Inheritance tax is a complicated area and an Inheritance Tax Account (IHT400 ) tip is that if you get several valuations of the property it is okay to average the highest and lowest figures. This useful tip is tucked away on page 70 of the 90-page HMRC guide to completing an IHT400
Many clients with valuable properties also fail to get a second opinion and this can result in paying excess IHT. I have seen valuers’ walk round a deceased’s property in less than 10 minutes and give a valuation later that day which shows little resemblance to the price achieved on a subsequent sale, often causing frustration for the family and additional work to put things right with HMRC.
I know from both professional and personal experience that many executors of a relative’s estate are likely to fall foul of rules and regulations when it comes to dealing with a private residence. Another tip for getting things right the first time is to pay the IHT applicable to the property. If you feel it is taking much longer to sell the deceased’s property post death remember you need to allow sufficient time to not only obtain probate, allowing up to a minimum of three months, but then allow another 15 months to market the property and achieve a sale.
The executors should, usually, be in a better position than other sellers who will be part of a mortgage chain or moving into another property. The only issue here though is HMRC expects an IHT payment from you within six months of death. So if it can take up to 12-18 months to get probate and achieve a sale, you must start thinking early about funding any IHT liability.
Six months will pass very quickly and limits time available for emptying the property and getting it in good order.
Fortunately,and once again hidden away on page 55 of the IHT400 guide, is the answer. HMRC will permit the executors to pay any attributable IHT in annual instalments,usually until the property is sold on the open market.
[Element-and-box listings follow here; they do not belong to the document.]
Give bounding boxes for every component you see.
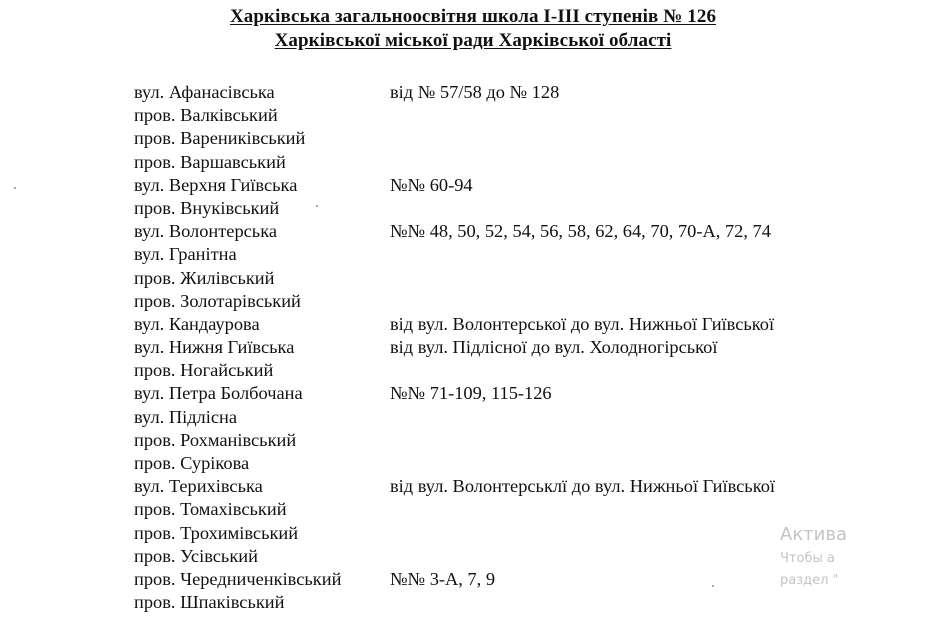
street-name: пров. Усівський	[134, 545, 258, 566]
watermark-line-2: раздел "	[780, 573, 839, 588]
scan-speck	[14, 187, 16, 189]
street-name: вул. Петра Болбочана	[134, 383, 303, 404]
windows-activation-watermark	[780, 522, 847, 592]
street-name: вул. Волонтерська	[134, 221, 278, 242]
street-name: пров. Чередниченківський	[134, 568, 342, 589]
house-range: №№ 3-А, 7, 9	[390, 568, 496, 589]
street-row	[134, 104, 840, 127]
scan-speck	[712, 585, 714, 587]
street-name: пров. Рохманівський	[134, 429, 297, 450]
house-range: №№ 71-109, 115-126	[390, 383, 552, 404]
street-name: пров. Томахівський	[134, 499, 287, 520]
house-range: від вул. Волонтерськлї до вул. Нижньої Гиївської	[390, 476, 775, 497]
street-name: вул. Кандаурова	[134, 313, 260, 334]
street-name: вул. Гранітна	[134, 244, 237, 265]
street-row	[134, 591, 840, 614]
house-range: від вул. Підлісної до вул. Холодногірської	[390, 337, 718, 358]
street-name: пров. Сурікова	[134, 453, 250, 473]
street-row	[134, 174, 840, 197]
street-row	[134, 429, 840, 452]
street-row	[134, 336, 840, 359]
street-name: пров. Варшавський	[134, 151, 286, 172]
street-row	[134, 243, 840, 266]
street-row	[134, 522, 840, 545]
street-row	[134, 498, 840, 521]
street-row	[134, 568, 840, 591]
street-row	[134, 313, 840, 336]
street-name: вул. Нижня Гиївська	[134, 337, 295, 358]
watermark-line-1: Чтобы а	[780, 551, 835, 566]
street-name: вул. Підлісна	[134, 406, 238, 427]
street-row	[134, 220, 840, 243]
watermark-title: Актива	[780, 524, 848, 545]
street-name: вул. Терихівська	[134, 476, 263, 497]
street-row	[134, 290, 840, 313]
street-row	[134, 267, 840, 290]
street-name: пров. Варениківський	[134, 128, 306, 149]
street-row	[134, 545, 840, 568]
street-list	[134, 81, 840, 614]
street-row	[134, 127, 840, 150]
street-name: вул. Афанасівська	[134, 82, 275, 102]
document-title-line-2: Харківської міської ради Харківської області	[274, 30, 672, 51]
street-row	[134, 197, 840, 220]
street-row	[134, 359, 840, 382]
house-range: №№ 60-94	[390, 174, 473, 195]
street-name: вул. Верхня Гиївська	[134, 174, 298, 195]
street-row	[134, 382, 840, 405]
street-name: пров. Жилівський	[134, 267, 275, 288]
street-row	[134, 475, 840, 498]
street-name: пров. Ногайський	[134, 360, 274, 381]
street-name: пров. Шпаківський	[134, 592, 285, 613]
street-row	[134, 151, 840, 174]
street-name: пров. Валківський	[134, 105, 278, 126]
house-range: від вул. Волонтерської до вул. Нижньої Гиївської	[390, 313, 775, 334]
street-name: пров. Золотарівський	[134, 290, 301, 311]
scan-speck	[316, 205, 318, 207]
street-row	[134, 81, 840, 104]
document-title-line-1: Харківська загальноосвітня школа І-ІІІ ступенів № 126	[229, 6, 717, 27]
house-range: від № 57/58 до № 128	[390, 82, 560, 102]
street-name: пров. Трохимівський	[134, 522, 299, 543]
street-row	[134, 406, 840, 429]
street-name: пров. Внуківський	[134, 197, 280, 218]
street-row	[134, 452, 840, 475]
house-range: №№ 48, 50, 52, 54, 56, 58, 62, 64, 70, 70-А, 72, 74	[390, 221, 771, 242]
It does allow up to 10 years to pay the IHT but just remember that HMRC will levy a small interest charge on the tax instalments outstanding. This should not be a problem given the current low interest rate environment but it does allow the executors to reduce the initial IHT payment and avoid the need for a quick, often forced sale,at a lower value.
As soon as the property is sold on the open market the executors will be required to discharge any remaining IHT instalments immediately. It also pays to be aware of council tax issues.
Dealing with local authorities can be difficult especially when trying to clarify council tax liabilities post death. If the property is unoccupied after the relative’s death no council tax should be charged again until six months after probate is obtained. To give this council tax “relief” its technical term just look up “Class F Exemption” on your local authority website or call their council tax department.